Vanessa, Kelly Cashwell, and Gina Gentile were a teenage triumvirate, inseparable. They liked sleepovers, dances, and Facebook, this tight trio from a cluster of towns just beyond the runways of Philadelphia International Airport.

Vanessa, 9:28 a.m.: "Kell - where the hell are u going"

Kelly, 9:28 a.m.: "heaven"

These clues, if they may be called that, came from Vanessa's cell phone. The phone she tapped on as she approached a picture-postcard park between her Glenolden home and the Norwood station, 20 minutes away.

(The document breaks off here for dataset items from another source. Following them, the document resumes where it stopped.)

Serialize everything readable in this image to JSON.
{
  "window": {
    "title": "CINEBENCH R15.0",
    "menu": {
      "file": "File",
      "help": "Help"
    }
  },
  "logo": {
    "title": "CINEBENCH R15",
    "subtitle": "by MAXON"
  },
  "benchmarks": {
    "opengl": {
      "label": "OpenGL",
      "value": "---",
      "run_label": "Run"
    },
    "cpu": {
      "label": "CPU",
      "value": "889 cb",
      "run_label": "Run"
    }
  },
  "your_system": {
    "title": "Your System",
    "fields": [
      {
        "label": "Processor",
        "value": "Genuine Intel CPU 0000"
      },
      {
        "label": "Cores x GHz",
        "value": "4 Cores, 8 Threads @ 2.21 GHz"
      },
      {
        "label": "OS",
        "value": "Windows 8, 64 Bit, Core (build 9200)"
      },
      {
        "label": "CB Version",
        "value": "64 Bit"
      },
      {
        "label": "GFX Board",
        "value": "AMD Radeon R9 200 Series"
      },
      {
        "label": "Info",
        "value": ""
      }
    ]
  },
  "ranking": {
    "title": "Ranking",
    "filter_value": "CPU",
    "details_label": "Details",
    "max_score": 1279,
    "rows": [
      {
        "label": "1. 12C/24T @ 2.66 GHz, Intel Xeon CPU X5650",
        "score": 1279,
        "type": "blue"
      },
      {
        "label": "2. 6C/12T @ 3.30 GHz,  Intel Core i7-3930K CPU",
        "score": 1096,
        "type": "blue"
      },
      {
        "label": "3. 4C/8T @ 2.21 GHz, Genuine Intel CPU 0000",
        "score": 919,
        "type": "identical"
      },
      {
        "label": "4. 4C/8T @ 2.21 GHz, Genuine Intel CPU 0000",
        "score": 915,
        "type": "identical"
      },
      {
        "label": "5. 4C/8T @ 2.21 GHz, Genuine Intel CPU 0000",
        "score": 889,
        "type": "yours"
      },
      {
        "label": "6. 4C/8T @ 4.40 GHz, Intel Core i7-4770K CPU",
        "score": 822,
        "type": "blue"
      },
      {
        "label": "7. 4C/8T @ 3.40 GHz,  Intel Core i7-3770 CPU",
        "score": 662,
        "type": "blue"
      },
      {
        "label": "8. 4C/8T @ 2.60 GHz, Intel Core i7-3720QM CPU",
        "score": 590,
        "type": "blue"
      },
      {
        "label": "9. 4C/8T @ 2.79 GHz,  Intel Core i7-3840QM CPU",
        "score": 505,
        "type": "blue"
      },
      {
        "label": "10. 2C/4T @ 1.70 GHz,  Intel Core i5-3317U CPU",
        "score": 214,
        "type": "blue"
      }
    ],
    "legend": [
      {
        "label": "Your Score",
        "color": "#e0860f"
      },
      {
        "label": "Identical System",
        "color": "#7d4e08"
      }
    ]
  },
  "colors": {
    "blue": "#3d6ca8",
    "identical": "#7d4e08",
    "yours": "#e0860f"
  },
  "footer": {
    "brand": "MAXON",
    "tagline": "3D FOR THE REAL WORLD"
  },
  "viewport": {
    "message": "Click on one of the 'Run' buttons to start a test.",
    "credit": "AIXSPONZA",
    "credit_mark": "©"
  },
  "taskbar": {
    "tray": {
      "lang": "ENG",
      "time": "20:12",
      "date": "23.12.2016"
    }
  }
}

It is impossible to know Vanessa's thoughts the morning of Feb. 25 as she set out to join the other two who had cut class. The mind of a teenager is a thing of mystery, a tempest of coming-of-age.

Even more mysterious is what could have driven the three friends to meet on the tracks. That question would leave their community thirsty for answers, loved ones writhing in regret, and people at a distance, people totally unconnected, stunned at such tragic resolve.

Kelly, 9:29 a.m.: "Never forget I love You"

Vanessa, 9:29 a.m.: "I'm going with you, where are u"

Kelly, 9:31 a.m.: "Your too late trains coming now"

Vanessa walked through blue-collar Delaware County boroughs built by 19th-century railroad dreamers as country escapes for the well-to-do, who have long since left. The bedraggled boroughs sit along the Delaware River's once-muscular industrial spine.